How to Install Interlocking Subfloor Panels, Part 1 How to Install Interlocking Subfloor Panels, Part 1

What You'll Need
Circular saw
Wall board knife
1-inch screws
Electric drill and drill bits
Flooring roller
Floor patching compound
Jigsaw
1/8-inch notched trowel
Metal straight ruler
Utility knife
1-inch deck screws
Thin-set mortar
Power sander
1/4-inch notched trowel
Fiberglass-mesh tape
1 5/8-inch deck screws
Wood floor panels

Knowing how to install interlocking subfloor panels will help you to ensure your floor's overall integrity. These panels guard against basement leaks and the resulting water damage. This is especially a concern if you live in an area with a significant amount of overall ground water. Concrete basement floors can be damp and cold; installing subfloor panels will also make your basement a more usable space.  

Step 1 -- Measure and Prepare the Space

Carefully measure and calculate the entire floor area where you will be laying your interlocking panels. This will help you determine exactly how many you will need to buy. Clean the basement floor by vacuuming any debris. Fill out any dips or low spots in the floor, using a floor-patching compound for any spots deeper than 1/4 inch. For those smaller than 1/4 inch, use plastic or rubber compounds.

Step 2 -- Allow Panels to Adjust

Lay the wood panels on the basement floor for 7 to 14 days. This will acclimate the wood to the temperature and moisture levels and prevent later cracking or warping. Make sure you lay them with the plastic side facing down.

Step 3 -- Cut Interlocking Panels

For each second panel, cut a tongue-and-groove fitting that will allow the panels to interlock once all of them are fit together. Begin at your basement corners and lay your panels in a dry run. If you find that your last row will be less than 6 inches wide, trim some from the first row to balance it all out.

Step 4 -- Lay Expansion Gap and Panels 

Include 1/4-inch expansion gap spacers around the entire perimeter of the basement floor.
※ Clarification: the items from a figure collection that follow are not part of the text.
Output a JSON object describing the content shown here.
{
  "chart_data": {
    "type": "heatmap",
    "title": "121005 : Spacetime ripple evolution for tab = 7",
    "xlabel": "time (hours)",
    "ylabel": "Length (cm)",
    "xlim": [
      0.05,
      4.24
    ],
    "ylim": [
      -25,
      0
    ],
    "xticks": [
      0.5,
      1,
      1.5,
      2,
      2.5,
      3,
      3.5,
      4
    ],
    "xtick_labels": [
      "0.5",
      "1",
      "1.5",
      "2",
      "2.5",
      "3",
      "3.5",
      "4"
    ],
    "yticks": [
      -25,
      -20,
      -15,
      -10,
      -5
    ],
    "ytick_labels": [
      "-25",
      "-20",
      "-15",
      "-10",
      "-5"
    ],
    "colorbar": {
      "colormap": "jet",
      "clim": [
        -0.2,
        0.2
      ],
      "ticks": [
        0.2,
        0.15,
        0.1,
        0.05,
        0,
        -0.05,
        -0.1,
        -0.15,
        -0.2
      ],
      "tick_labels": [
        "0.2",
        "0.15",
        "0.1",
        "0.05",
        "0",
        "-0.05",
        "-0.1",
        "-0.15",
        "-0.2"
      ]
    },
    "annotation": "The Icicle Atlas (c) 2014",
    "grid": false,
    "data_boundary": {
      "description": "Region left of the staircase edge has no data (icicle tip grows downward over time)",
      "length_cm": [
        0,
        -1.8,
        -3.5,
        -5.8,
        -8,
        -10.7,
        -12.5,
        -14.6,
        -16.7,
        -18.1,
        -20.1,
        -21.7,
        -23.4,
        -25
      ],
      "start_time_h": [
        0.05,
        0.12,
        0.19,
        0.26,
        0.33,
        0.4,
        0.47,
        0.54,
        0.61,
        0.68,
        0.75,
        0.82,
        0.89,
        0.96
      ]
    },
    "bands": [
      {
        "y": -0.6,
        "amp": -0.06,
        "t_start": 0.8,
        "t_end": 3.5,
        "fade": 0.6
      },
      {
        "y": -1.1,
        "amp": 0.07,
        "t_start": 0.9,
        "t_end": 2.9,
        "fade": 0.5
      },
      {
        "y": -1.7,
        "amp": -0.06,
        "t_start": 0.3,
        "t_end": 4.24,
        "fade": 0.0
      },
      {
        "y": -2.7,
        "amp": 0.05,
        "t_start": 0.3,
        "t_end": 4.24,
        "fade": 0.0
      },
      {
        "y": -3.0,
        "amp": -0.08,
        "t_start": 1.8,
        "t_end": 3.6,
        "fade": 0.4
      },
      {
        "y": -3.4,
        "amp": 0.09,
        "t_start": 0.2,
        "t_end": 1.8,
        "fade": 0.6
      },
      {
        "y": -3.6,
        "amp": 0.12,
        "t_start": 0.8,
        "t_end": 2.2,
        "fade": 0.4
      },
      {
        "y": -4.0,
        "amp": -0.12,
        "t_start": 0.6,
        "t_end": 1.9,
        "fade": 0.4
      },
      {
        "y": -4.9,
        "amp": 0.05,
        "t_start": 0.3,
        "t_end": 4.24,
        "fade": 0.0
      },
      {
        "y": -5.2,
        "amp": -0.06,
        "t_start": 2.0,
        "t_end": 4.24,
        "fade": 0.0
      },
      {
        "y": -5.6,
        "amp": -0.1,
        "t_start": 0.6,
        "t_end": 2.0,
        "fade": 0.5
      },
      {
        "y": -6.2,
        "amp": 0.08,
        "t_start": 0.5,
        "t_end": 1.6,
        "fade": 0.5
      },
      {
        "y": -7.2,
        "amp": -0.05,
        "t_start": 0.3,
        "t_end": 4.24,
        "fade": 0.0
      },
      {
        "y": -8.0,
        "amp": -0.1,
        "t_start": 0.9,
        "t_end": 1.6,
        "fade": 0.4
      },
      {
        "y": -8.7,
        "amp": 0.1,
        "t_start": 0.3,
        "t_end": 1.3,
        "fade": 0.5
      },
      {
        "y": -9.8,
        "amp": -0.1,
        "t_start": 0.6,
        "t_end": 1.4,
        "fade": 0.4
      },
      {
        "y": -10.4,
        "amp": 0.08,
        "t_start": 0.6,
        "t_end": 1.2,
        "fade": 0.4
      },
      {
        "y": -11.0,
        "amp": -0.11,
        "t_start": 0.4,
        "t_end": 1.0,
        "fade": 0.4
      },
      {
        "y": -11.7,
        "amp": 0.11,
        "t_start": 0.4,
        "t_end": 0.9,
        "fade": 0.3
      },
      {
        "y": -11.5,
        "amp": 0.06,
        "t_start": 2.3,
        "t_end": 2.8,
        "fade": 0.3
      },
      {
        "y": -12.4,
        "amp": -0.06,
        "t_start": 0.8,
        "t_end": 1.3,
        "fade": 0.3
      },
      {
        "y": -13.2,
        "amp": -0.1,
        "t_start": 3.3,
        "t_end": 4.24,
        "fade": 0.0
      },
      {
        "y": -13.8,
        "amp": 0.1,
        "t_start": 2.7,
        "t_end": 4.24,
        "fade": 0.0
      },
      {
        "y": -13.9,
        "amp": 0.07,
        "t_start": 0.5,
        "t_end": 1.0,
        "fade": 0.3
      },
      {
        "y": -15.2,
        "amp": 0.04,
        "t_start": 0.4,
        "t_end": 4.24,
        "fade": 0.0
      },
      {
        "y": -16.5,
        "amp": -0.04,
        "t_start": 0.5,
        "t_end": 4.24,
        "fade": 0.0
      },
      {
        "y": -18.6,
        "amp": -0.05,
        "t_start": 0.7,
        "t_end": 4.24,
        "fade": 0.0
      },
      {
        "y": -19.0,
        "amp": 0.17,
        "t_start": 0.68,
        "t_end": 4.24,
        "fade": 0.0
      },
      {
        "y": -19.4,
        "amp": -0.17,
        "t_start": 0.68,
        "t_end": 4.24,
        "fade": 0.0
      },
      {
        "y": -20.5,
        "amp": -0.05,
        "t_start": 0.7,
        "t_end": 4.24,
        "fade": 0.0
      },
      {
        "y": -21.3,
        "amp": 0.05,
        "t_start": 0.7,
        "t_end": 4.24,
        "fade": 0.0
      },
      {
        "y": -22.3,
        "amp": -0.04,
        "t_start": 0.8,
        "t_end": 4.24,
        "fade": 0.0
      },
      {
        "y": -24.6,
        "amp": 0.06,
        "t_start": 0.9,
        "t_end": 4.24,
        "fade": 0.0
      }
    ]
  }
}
Take care while laying your panels that you do not accidentally knock these spacers out of place. Lay your first panel, again starting at a corner, and make sure its groove is against the wall. Lay the second panel in place and fit the groove into the first panel's tongue. Repeat this process with the rest of your panels, and tap each one securely in place with a hammer or small mallet. Remove the spacers and make sure you tap down the last panel. 

Step 5 -- Build Interior Walls

Your interior stud wall and 2-by-4 frame will go on the top of your new basement subfloor. Mark off increments of 6 feet and use your 1 5/8-inch deck screws to attach the plates of your frame into the underlayment and cement floor at each of these points. If you have decided to use metal studs for your frame, install these every 2 feet instead of 6 feet. Lastly, attach the plates of your interior stud wall to your basement's ceiling joist. Count the total ceiling joists ahead of time and install with one wood screw every 4 to 5 feet along them.